First class mail is the standard service that all customers of the
United States Postal Service are familiar with. You put a thirty-nine cent
postage stamp on your envelope (assuming you're mailing within the United States), find a
mail box to put it in or give it to a
postal clerk, and the postal service happily delivers it to its intended destination, if it doesn't get lost on the way.
It's how you send your tax returns to the IRS, it's how you send your christmas card to Grandma, and it's how many people still send their check to their utilities - and even then, it's how the online bill payers send your money to the people you owe money to.
It's how your postcards get to their intended destination - sometimes after you have arrived home. =)
Depending on where you are located, it usually takes anywhere from one to three days for an article of mail to get from point A to point B, with slight variances in time owing to any number of factors - holidays, weather, lunar phase, Sundays (or Saturdays if you're in a part of town largely inhabited by Seventh Day Adventists), etc. If your intended destination is within 75 miles of where you dropped your letter, though, the odds of the letter getting there the next day are very much in your favor.

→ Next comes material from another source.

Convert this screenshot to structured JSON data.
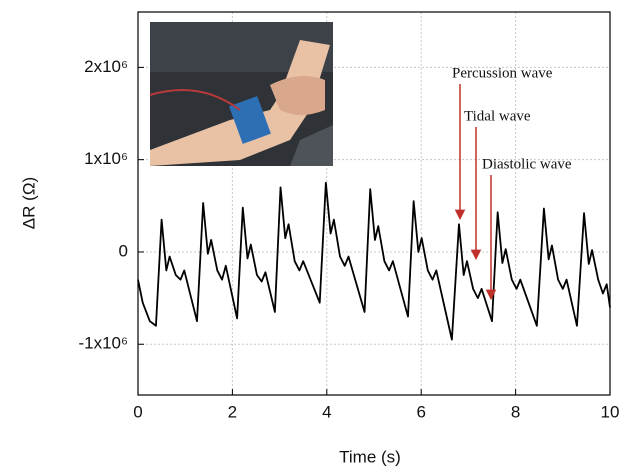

Thing with first class mail too is that it is highly flexible in terms of services available. More than 500 items sent in one shot, assuming you have sorted your items and met certain conditions, can garner you a per-item discount between two cents and twenty cents by way of bulk mail. Send it certified mail, or send it registered mail. Insure a set of plane tickets as you mail them to a friend. Use C.O.D. to get the USPS to collect money from somebody who owes you.
It's also necessary for dealing with legal means at this time. To this day, most collection agencies (for instance) won't accept requests verbally under any circumstances for legal reasons, and God forbid you send one to them via email.
As of the date of this write up, cost of this domestically is $.37 for up to one ounce, plus $.23 for each additional ounce, up to maximum 13 ounces; after that, it becomes priority mail. Postcards are always $.23. Bulk mail rates are even more variable, and can be reviewed on Notice 123. International postage is $.50 per ounce to Canada or Mexico, and $.80 per ounce to any other country.